Un Conejo sin Orejas
Había una vez un conejo llamado Valentín, vivía en el bosque con sus padres y amigos
Aunque Valentín sí tenía orejas. Dos puntiagudas y de pelo suave, como todos los conejos de aquel bosque. Solo que Valentín, al contrario que el resto, no podía levantarlas.
– Inténtalo Valentín: ¡súbelas! – le había dicho Mamá el día que todos los pequeños conejos de la escuela debían levantar sus orejas.
¡Allá voy! – había gritado con alegría Valentín mientras con esfuerzo trataba de levantarlas –.
¿Qué tal están, Mamá? ¿Estoy guapo con mis nuevas orejas?
Pero Valentín no las había levantado ni un milímetro. Volvió a intentarlo una y otra vez, pero no había manera: sus orejas seguían caídas.
Fue por esto que el pequeño Valentín se convirtió en el hazmereír de todos los conejos.
– No llores cariño, no pasa nada – intentaba consolarle Mamá –. Eres un conejo diferente, ¿y qué? No hay nada de malo en ello.
Valentín no estaba de acuerdo con su madre e intentaba levantar sus orejas todos los días pero no podía y se sentía triste y diferente al resto
Una tarde de primavera, aparecieron unos cazadores de espesos bigotes y caras malhumoradas. Llevaban unas escopetas largas que hacían un ruido ensordecedor cada vez que las disparaban: PUM, PUM
Aquellos sonidos terribles asustaron a los pequeños conejos y todos intentaron esconderse entre la maleza del bosque.

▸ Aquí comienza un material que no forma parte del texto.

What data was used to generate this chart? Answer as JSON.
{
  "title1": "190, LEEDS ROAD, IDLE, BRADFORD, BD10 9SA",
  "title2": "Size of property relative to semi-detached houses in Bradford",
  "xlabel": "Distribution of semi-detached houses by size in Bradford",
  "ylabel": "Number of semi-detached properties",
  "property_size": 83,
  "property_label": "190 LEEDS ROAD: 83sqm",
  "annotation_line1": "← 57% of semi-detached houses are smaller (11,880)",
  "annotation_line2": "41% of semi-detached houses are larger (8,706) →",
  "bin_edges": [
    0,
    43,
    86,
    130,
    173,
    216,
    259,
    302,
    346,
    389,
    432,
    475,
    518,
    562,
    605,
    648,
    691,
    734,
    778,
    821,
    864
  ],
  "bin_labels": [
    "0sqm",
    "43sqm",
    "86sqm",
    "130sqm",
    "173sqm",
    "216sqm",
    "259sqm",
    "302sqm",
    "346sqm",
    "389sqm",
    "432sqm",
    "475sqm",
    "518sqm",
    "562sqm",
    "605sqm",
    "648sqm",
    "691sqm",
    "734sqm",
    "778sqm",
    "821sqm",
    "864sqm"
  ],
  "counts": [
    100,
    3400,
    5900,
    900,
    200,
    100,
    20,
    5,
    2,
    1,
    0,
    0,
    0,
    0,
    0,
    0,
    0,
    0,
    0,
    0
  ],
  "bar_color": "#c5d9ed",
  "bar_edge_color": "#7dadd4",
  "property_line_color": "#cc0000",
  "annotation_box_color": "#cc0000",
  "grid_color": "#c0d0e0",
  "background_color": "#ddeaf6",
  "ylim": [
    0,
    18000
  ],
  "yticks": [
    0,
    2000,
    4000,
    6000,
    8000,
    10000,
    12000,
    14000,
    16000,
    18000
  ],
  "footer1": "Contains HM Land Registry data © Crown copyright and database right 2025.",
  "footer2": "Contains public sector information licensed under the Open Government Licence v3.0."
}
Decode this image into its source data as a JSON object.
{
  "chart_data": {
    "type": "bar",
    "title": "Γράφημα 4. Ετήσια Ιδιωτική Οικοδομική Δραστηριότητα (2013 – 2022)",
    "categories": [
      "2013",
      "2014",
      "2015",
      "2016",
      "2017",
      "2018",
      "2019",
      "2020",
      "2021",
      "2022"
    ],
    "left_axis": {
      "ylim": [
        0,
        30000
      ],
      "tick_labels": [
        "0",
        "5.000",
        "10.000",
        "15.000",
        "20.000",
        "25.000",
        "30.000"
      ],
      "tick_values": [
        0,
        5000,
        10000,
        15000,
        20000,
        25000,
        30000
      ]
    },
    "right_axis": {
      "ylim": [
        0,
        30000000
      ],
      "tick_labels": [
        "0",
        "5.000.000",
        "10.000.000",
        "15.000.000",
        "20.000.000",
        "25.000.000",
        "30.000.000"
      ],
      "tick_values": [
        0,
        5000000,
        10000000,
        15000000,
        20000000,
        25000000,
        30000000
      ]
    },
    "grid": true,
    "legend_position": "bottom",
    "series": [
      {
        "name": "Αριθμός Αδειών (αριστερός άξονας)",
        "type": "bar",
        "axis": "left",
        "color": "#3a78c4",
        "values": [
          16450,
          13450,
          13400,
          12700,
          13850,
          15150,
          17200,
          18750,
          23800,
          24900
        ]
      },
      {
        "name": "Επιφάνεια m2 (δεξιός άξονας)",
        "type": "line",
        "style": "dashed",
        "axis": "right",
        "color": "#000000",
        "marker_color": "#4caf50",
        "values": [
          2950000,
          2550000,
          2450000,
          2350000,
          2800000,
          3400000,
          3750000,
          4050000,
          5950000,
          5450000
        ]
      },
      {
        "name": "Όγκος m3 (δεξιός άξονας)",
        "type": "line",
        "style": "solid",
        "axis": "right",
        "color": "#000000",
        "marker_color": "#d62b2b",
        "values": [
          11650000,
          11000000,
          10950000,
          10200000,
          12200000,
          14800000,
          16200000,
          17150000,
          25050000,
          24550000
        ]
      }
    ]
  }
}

Pero sus puntiagudas orejas sobresalían a través de la hierba y por más esfuerzos que hicieron para bajarlas, estas seguían estiradas.
Y no les quedó más remedio que salir corriendo a toda velocidad para evitar a los cazadores
No ocurrió nada malo, y todos los pequeños conejos volvieron sanos y salvos a sus madrigueras.
– ¡Qué miedo he pasado! – gritaban todos – Intenté esconderme, pero estas orejas…
– ¡Qué suerte tienes, Valentín! A ti nunca podrán hacerte nada.
Valentín, el conejo sin orejas, les escuchaba boquiabierto. Por primera vez en su vida, sus compañeros no se burlaban de él por ser distinto. Al contrario, todos querían parecerse a él.
Desde aquel día, Valentín nunca más volvió a avergonzarse de sus orejas caídas. Era diferente, sí, pero como bien decía Mamá, ¿qué había de malo en ello?